Tried & True With A Twist: Improved Garden Favorites
By David Salman
Finding Improved Varieties of Proven Perennials
There are many tried and true genera of hardy perennials that gardeners, landscapers and landscape designers know as reliable garden performers. Over many years these plant groups have demonstrated their ability to adapt to a wide range of soil types and different climates found across the US and provide outstanding floral displays with a minimum of care.
Here are new selections from some of these tried-and-true genera for spring 2019. Like their older relatives, you can count on them to bring low-care color to your garden while attracting a wide variety of pollinators to their nectar-rich flowers.
Every time I see Rudbeckia triloba in bloom, it brings a big smile to my face; the small golden-yellow black eyes flowers are just so darn cute. Held in clusters high above the foliage, the flowers of this durable native perennial appear in mid-summer and last for several months. In bloom, the plant is especially attractive to butterflies. Normally considered a biennial or short lived perennial, ‘Blackjack Gold’ is an improved perennial version of the species created by breeders at the German seed company, Jelitto Seeds.

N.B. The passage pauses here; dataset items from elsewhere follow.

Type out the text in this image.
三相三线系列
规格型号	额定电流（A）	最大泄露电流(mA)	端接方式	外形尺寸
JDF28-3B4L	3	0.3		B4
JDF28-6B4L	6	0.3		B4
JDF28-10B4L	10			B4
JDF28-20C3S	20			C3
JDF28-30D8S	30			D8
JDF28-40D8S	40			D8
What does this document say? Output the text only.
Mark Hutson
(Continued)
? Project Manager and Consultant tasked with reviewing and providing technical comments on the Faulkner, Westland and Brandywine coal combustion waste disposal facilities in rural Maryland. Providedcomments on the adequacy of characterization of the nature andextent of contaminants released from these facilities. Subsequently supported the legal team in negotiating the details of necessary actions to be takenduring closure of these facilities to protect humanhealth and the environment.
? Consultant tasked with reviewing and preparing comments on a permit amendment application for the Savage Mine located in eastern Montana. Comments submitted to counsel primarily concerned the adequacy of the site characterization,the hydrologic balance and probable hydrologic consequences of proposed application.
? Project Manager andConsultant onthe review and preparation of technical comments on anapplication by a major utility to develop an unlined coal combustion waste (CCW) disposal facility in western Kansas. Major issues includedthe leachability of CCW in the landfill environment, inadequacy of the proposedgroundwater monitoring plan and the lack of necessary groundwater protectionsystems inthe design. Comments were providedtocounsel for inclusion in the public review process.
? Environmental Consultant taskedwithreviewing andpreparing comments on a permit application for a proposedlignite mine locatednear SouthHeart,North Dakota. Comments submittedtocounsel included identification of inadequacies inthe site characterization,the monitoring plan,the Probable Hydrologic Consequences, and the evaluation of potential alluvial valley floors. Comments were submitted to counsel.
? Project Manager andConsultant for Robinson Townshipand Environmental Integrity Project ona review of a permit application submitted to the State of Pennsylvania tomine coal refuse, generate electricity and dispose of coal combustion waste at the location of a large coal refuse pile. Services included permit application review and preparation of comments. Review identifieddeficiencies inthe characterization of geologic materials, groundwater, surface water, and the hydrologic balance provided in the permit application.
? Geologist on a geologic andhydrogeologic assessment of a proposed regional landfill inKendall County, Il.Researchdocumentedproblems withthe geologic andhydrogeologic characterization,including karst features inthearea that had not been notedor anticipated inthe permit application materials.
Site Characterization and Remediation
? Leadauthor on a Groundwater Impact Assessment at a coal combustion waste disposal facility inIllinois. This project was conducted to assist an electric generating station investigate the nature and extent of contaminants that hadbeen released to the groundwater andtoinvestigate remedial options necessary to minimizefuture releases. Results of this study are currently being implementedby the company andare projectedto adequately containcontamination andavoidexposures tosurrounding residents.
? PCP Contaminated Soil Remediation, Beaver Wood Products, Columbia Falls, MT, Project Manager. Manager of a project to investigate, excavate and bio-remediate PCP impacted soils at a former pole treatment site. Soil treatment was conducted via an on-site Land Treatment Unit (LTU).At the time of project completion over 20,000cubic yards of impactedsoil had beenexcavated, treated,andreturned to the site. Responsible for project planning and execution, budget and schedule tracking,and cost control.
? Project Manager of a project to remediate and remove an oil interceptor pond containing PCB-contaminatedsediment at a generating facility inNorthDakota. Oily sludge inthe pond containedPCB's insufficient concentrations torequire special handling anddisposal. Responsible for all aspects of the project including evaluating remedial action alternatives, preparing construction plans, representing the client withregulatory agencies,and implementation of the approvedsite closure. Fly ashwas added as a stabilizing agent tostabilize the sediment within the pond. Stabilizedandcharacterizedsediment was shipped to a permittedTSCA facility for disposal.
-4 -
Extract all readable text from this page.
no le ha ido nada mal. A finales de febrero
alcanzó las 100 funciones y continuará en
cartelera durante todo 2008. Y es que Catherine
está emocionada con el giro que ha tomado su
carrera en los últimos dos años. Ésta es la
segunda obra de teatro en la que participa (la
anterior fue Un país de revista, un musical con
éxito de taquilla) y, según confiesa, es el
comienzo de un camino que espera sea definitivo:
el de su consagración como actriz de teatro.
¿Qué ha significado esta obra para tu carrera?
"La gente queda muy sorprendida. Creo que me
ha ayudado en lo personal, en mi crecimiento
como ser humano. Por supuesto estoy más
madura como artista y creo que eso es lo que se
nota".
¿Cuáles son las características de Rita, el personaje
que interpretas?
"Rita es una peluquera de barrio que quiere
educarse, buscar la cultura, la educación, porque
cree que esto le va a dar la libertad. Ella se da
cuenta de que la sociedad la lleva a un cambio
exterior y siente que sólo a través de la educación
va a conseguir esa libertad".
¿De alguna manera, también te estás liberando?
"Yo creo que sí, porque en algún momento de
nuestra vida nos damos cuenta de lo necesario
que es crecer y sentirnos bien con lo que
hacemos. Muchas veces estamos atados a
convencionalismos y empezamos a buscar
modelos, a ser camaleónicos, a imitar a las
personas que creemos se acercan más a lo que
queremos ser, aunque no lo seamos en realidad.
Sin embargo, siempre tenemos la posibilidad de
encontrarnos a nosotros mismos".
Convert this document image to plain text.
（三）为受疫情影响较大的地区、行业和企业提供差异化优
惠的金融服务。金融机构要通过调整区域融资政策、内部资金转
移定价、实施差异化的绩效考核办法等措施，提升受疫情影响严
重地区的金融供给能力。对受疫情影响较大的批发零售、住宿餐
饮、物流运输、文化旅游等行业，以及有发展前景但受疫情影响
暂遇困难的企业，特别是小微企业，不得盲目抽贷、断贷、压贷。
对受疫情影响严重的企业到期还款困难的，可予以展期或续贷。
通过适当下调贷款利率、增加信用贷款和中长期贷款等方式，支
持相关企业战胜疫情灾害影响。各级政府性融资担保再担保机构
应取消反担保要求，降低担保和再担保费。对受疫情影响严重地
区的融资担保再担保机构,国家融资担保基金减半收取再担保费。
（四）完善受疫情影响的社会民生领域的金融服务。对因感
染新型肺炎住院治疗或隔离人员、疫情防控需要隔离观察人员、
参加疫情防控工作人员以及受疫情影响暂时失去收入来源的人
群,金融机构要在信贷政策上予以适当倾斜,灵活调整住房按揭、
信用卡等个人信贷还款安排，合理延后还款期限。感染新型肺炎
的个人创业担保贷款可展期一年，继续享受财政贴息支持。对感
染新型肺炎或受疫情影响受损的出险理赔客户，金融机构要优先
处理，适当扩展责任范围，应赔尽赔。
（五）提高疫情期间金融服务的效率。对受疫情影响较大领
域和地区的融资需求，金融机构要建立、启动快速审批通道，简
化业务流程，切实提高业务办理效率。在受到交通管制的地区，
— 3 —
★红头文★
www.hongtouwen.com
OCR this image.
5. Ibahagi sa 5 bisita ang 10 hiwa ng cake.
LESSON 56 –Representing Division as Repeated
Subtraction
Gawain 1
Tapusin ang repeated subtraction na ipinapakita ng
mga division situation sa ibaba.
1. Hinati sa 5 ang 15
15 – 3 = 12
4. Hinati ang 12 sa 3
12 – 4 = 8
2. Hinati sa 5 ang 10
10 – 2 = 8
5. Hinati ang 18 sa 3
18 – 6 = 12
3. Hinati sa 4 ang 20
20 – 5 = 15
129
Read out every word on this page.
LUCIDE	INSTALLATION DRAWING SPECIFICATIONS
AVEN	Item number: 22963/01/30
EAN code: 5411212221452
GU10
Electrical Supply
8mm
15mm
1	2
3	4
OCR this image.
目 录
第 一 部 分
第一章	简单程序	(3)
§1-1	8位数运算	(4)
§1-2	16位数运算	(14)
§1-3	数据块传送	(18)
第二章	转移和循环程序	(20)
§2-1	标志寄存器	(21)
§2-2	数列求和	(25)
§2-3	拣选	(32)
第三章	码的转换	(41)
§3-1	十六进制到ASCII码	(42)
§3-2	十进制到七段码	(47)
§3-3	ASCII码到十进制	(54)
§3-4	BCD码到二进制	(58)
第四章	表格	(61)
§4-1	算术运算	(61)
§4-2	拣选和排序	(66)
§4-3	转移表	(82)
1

Blooming the first growing season, the new cultivar has excellent vigor and a marvelous display of those adorable flowers that will bring a smile to your lips as well.
The catmints are a popular group of Old World perennials known for their long blooming display of flowers in shades of lavender-blue. They have an iron-clad constitution and thrive under the toughest of growing conditions. The flowers have plentiful nectar that feeds all types of bees and they grow in most any soil type including heavy clay. Here in Santa Fe, NM where they have been wide planted for many, many years, they seem to readily hybridize between themselves to create improved individual plants.
A few years ago I spied a planting of what looked to be the variety ‘Walker’s Low’ but with a twist; the flowers were an extraordinary shade of deep blue. I took cuttings and tested the plants in my own garden. The plants are awesome, and so I propagated the selection and named it ‘Walker’s Deep Blue’. Basically identical to the very popular catmint ‘Walker’s Low’ from England, ‘Walker’s Deep Blue’ has a very long blooming display of deep blue when grown in challenging hot, full sun conditions with no pampering. When cultivated in part shade or in rich soil with plenty of water, the flowers will be more pale and resemble the original lavender-blue flowers of ‘Walker’s Low’.
The genus Monarda is native to North America and are some of our most popular native and native hybrid perennials. Their large showy clusters of long tubular flowers bloom in the summer and are highly attractive to hummingbirds and bees.
But for the xeric gardener, many selections of Beebalm are of limited use because most of the ones in cultivation require a rich, moist soil. Not so with ’Peter’s Purple’. A garden hybrid discovered by Texas native plant guru, Peter Loos, it’s a cross between the Mexican Monarda bartlettii and the American Monarda fistulosa 'Claire Grace'. Peter’s Purple has rich lavender-purple flowers and is much better adapted to drier growing conditions. It also has extraordinary mildew resistance which is a big plus for gardeners growing it in hot, humid summer weather.
Recommended companion plants: Native ornamental grasses like Bouteloua ‘Blonde Ambition’ (Blue Grama) and Schizachyrium ‘Standing Ovation’ (Little Bluestem). It also grows nicely with Gaillardia (Blanket Flower), Coreopsis (Tickseed) and Echinacea (Purple Coneflower).
The Oriental poppy has long been an essential perennial in American gardens. Long lived, they bloom reliably in late spring, coloring the garden with their large, extravagant flowers. ‘Prince of Orange’ has huge 4-5 inch wide tangerine-orange flowers with a black spotted center, different from the scarlet-orange flowers of the variety ‘Brilliant’. Oriental poppies are extremely cold tolerant (USDA zone 3) and should only be grown in zone 7 and colder winter climate areas. They don’t do well in mild winter regions with stifling summer heat.
Recommended companion plants: Use tall growing perennials to cover up the poppy foliage as it goes dormant after blooming such as Achillea Moonshine (Yellow yarrow), Centranthus ruber ‘Coccineus’ (Red Jupiter’s Beard) and Salvia ‘May Night’ (European Sage).